Teachers who used "contraband" curriculum, have had no voice and are at risk to be relocated to different schools as punishment for speaking up. Furthermore, I have concerns that the teacher's union will not represent teachers well because a growing number of teachers are TOSAs, teachers on special assignment. TOSAs are better categorized as administrators because they tend to have no direct contact with children. (This is one way to hide administrative costs and potentially skew student:teacher ratios.) The "independent" investigation requested of our district and done by Miller Nash law firm included the investigation of 3 TOSAs. 3 teachers who are members of the teachers union.
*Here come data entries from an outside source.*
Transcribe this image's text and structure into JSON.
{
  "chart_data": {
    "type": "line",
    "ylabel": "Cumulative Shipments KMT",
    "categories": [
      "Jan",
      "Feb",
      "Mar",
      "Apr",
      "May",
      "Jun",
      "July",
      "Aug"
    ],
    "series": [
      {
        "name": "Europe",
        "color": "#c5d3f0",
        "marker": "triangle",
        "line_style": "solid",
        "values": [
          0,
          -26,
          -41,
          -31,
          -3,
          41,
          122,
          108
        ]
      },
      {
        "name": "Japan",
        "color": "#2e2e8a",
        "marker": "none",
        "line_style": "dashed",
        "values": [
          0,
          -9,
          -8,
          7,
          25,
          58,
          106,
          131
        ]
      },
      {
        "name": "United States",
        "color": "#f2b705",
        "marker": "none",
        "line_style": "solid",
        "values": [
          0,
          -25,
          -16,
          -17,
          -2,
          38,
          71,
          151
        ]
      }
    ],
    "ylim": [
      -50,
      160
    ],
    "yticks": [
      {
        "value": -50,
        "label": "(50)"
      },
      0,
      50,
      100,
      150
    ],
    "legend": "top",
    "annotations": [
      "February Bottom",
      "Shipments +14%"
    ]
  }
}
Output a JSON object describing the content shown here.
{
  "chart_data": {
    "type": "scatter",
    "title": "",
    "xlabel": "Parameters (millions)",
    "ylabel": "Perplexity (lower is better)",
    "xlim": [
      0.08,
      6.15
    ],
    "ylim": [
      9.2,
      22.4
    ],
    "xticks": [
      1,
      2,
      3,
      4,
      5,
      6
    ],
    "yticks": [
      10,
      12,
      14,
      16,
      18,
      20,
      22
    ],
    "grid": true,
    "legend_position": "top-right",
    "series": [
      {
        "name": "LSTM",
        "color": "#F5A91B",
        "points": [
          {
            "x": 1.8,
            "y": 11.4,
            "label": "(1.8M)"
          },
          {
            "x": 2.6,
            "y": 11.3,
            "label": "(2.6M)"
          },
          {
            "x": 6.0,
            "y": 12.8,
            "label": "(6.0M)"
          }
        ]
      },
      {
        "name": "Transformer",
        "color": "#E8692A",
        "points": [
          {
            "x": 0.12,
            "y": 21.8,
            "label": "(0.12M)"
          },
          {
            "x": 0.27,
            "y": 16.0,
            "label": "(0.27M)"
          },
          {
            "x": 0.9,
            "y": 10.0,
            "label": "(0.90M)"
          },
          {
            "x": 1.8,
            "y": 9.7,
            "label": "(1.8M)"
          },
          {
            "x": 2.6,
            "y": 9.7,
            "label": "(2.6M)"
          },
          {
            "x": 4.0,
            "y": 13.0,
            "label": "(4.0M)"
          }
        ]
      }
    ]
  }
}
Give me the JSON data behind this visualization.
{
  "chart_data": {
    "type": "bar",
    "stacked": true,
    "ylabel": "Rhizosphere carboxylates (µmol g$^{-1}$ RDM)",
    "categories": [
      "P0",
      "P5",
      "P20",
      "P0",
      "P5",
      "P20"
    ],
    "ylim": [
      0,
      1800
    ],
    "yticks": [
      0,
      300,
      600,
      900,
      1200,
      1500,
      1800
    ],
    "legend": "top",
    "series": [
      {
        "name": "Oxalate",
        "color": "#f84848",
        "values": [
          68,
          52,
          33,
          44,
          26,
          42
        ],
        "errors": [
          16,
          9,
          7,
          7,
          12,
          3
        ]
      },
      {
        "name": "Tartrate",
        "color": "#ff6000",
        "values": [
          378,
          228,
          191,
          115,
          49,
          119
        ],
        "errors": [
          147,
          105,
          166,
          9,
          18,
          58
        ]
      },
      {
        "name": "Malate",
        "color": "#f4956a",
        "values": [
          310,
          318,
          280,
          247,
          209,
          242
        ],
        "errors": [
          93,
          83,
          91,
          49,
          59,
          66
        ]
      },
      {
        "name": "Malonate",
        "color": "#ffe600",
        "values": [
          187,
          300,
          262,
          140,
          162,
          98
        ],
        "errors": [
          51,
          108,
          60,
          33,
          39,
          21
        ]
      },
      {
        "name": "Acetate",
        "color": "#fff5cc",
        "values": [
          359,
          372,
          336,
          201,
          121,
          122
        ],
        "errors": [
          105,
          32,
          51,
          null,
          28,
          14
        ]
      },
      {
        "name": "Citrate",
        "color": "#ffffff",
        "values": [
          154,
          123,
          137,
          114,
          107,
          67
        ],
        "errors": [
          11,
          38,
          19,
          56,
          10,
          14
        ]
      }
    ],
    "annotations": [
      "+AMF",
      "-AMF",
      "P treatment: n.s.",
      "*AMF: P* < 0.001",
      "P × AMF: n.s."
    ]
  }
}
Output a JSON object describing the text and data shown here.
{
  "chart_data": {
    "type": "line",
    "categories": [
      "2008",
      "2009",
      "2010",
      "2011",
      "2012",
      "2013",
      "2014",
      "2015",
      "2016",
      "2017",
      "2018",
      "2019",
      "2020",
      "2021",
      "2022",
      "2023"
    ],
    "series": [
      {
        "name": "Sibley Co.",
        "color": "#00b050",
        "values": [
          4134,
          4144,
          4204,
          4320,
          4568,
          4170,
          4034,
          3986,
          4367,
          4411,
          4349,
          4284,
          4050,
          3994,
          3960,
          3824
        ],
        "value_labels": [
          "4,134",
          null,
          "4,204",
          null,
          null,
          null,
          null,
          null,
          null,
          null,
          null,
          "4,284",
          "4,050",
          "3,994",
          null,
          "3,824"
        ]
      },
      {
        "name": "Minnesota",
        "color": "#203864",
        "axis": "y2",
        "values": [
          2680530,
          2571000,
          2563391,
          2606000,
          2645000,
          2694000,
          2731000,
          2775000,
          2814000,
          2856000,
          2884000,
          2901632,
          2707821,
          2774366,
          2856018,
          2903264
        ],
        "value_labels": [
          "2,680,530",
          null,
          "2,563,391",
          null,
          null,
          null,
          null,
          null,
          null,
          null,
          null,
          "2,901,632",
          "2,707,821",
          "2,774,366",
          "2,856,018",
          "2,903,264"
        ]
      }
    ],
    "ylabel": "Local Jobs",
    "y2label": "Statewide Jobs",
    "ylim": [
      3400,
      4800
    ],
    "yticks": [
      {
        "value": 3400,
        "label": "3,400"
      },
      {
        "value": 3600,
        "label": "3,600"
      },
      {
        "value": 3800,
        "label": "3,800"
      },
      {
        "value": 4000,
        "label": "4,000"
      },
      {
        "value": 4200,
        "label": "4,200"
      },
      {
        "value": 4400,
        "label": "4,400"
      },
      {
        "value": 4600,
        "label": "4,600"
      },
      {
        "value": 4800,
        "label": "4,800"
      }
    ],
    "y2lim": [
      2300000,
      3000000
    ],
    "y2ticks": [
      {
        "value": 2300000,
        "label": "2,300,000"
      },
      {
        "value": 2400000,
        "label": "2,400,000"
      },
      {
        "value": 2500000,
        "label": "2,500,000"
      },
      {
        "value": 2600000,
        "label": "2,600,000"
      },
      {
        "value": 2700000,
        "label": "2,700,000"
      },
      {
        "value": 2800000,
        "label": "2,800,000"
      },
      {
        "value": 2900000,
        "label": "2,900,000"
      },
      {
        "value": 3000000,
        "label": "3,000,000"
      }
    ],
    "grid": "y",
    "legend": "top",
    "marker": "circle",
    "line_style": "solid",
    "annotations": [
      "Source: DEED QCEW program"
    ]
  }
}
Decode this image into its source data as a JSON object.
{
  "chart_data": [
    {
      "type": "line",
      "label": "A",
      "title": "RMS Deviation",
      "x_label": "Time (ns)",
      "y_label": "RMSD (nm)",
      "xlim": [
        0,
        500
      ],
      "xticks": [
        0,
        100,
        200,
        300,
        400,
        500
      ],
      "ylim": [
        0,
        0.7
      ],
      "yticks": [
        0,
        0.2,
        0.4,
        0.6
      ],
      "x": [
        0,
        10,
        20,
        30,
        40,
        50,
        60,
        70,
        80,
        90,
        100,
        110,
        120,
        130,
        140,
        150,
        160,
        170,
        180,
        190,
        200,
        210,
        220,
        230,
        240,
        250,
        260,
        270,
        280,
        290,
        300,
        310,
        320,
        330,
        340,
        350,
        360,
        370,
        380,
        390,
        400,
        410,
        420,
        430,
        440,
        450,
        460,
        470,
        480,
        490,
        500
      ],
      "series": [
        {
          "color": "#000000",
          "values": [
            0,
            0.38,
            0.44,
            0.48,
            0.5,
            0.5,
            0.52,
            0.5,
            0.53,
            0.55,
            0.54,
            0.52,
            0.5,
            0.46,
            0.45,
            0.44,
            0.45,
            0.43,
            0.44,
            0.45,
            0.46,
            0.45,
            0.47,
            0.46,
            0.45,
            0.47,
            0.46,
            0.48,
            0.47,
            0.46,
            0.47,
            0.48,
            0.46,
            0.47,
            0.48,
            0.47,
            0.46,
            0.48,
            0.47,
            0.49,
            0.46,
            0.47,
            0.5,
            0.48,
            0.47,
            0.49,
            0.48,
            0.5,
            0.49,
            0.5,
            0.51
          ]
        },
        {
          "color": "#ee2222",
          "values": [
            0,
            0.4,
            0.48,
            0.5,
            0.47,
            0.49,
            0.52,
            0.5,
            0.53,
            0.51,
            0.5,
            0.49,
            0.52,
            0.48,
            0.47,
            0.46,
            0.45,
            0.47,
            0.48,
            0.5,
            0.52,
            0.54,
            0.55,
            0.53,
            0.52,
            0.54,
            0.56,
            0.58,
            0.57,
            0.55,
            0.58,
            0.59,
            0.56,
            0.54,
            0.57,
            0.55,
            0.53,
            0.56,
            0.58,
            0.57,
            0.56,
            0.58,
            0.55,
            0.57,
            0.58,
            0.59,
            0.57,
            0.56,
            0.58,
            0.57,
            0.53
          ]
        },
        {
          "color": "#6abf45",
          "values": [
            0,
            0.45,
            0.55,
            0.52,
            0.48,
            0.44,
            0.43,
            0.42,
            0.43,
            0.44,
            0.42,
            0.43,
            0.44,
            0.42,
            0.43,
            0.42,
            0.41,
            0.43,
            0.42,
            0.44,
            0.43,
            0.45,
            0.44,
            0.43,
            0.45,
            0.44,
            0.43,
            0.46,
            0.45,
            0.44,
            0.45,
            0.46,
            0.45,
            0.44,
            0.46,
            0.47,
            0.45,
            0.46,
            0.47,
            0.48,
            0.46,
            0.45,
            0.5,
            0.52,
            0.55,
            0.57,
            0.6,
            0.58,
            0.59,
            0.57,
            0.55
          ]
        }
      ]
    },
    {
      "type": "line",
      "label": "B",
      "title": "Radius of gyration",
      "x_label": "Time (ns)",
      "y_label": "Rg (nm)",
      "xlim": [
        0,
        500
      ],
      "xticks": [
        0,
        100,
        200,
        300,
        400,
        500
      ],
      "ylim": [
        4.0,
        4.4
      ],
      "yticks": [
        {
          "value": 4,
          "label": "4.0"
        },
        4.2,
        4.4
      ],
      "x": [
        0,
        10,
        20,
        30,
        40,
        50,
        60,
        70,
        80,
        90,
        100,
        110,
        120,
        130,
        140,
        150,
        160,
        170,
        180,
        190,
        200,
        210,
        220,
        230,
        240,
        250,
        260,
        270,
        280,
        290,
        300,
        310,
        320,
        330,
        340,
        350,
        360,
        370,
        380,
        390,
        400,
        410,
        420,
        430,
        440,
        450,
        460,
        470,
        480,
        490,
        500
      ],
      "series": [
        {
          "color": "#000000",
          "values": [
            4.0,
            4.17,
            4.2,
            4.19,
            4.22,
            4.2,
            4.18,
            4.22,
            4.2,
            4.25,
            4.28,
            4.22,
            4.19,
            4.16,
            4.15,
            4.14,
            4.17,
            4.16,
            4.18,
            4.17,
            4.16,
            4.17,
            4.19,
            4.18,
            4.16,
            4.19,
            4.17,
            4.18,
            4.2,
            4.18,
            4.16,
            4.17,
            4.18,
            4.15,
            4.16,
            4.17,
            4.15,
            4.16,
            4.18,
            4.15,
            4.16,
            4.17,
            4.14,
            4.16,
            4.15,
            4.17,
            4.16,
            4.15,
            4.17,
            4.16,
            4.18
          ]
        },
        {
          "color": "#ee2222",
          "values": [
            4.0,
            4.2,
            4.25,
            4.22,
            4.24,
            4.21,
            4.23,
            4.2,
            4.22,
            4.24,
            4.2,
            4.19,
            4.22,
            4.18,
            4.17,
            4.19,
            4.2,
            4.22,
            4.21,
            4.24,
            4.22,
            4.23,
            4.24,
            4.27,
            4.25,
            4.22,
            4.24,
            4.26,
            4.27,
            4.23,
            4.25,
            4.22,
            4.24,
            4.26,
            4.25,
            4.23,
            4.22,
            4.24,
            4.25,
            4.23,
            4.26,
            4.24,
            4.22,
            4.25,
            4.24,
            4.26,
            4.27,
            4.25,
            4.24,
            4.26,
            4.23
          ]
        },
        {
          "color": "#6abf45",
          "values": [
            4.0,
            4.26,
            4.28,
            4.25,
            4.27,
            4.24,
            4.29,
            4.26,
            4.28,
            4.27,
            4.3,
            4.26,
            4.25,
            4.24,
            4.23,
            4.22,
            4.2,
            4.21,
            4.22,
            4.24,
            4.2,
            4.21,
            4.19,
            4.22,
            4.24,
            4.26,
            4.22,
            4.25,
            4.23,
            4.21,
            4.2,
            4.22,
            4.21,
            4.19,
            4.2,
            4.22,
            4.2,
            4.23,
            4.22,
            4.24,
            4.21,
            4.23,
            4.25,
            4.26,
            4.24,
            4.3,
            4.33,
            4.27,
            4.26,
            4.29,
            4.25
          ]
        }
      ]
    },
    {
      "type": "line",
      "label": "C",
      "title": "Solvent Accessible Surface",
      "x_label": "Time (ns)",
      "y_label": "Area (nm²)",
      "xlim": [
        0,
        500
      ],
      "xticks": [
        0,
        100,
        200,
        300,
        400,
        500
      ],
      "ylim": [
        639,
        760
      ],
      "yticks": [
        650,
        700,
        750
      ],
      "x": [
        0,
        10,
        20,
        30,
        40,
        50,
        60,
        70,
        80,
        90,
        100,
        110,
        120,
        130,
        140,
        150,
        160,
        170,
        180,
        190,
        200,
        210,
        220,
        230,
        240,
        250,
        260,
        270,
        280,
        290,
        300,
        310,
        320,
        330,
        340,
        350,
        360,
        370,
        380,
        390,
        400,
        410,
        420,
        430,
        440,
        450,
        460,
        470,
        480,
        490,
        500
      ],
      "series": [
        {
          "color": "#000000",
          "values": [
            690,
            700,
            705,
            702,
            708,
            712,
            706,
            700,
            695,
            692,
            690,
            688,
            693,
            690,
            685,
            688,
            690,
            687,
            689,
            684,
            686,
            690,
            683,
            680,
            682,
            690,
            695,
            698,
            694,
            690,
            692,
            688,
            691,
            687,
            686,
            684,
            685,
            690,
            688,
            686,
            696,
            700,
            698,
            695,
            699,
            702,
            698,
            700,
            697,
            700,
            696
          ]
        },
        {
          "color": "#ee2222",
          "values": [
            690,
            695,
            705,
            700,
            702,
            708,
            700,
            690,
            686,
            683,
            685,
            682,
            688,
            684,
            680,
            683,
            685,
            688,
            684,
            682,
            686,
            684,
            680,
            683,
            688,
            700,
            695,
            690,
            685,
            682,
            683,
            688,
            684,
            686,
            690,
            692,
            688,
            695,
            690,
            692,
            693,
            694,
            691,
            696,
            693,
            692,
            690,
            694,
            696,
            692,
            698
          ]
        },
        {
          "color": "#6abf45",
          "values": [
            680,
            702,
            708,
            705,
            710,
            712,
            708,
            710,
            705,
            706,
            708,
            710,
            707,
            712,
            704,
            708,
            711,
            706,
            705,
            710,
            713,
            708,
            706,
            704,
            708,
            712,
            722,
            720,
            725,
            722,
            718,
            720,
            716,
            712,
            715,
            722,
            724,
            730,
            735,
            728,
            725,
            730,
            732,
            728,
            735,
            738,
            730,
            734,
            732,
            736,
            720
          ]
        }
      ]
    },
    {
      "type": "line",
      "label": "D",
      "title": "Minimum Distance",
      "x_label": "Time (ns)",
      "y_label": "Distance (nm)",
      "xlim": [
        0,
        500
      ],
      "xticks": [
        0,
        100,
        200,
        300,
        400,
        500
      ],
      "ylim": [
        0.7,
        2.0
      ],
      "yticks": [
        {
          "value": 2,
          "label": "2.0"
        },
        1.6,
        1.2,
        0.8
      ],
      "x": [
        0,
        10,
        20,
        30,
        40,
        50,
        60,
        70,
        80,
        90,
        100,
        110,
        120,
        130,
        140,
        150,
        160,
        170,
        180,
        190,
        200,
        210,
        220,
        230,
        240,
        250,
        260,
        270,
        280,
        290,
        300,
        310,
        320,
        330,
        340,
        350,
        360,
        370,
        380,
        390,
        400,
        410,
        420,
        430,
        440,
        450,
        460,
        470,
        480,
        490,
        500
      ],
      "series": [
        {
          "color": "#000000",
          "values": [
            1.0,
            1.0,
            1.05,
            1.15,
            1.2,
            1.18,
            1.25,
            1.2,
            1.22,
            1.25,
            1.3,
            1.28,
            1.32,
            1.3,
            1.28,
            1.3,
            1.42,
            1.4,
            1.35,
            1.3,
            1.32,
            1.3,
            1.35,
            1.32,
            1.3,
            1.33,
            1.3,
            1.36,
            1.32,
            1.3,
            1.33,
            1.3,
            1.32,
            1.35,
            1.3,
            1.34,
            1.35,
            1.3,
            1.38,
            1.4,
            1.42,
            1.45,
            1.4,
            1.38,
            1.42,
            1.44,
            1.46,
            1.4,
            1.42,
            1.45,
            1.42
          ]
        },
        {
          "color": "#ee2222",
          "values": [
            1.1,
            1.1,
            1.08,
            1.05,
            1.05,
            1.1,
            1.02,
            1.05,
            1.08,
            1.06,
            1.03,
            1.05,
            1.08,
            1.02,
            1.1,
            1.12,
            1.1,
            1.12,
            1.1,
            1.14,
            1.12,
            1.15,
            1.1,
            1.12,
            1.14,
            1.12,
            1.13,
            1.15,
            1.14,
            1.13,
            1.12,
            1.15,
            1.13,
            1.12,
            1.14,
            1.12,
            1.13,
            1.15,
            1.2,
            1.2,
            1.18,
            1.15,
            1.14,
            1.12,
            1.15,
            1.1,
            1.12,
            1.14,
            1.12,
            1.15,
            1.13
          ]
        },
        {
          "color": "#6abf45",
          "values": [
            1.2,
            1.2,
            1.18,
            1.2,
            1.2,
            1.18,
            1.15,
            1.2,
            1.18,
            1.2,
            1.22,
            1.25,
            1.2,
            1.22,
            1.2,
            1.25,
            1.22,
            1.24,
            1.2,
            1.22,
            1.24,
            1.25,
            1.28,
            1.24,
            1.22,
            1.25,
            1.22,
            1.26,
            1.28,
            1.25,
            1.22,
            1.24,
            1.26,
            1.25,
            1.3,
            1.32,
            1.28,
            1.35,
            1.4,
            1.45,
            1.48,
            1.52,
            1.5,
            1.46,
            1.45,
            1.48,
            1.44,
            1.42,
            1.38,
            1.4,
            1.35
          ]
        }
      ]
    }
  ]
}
One of the Board members is my daughter's former math teacher, Geoff Hunnicutt.

My son, like many children, needs direct instruction inclusive of math foundations. This has not been the pedagogical approach promulgated by the NCTM and research grants from the NSF MSP or Foundations. Mired in politics (some of which has been cast as religious, right wing oriented), curriculum development and pedagogical approaches are just a cash cow and do not protect the rights of a child.

Parents of Autistic Children of Oregon (POAC of Oregon) are looking for leadership from math activists in the Beaverton School District to help their kids.

I can understand why. I have hit a stone wall when I seek help from The Oregon Parent Training and Information Center and Oregon Advocacy Center for representation regarding this issue.

Our activist group, OPTIMA, Oregon Parents for Thorough Instruction in MAthematics, has key goals listed here.

Beyond that is our concern regarding human research in the schools that may tap into Constitutional violations.

I believe these two phrases are important:

  • "commonly accepted educational settings, involving normal educational practices"
  • "place the subjects at risk of criminal or civil liability or be damaging to the subjects' financial standing, employability"


Representative Wu, you have told me that you attended Harvard Medical School before you found your calling in politics. I know you recognize the importance of ethics and good science in human research.

Kathy Pfaendler's conflict of interest has impacted our children's math education for years to come. Our school district is in its 4th year of a 7 year adoption cycle. As such, we are in our 2nd year of implementation of these materials. We are in the 2nd year of implementation of the pedagogical approach our OMLI grant is researching. Presumably because of the NCTM focal points, our state is revising math standards and our school district is following suit. A new adoption cycle begins next year. It will be at least two and a half years before we have new materials in place.

In the meantime, most schools, including the principal of an OMLI school, in our school district preach to parents that the current math adoption is comprehensive and meets the needs of all children.

This is utterly incorrect!

I apologize that this email is so long. I am hopeful that you are in Oregon for the holidays. I would love to speak with you further on this topic. The civil rights of our children are being violated.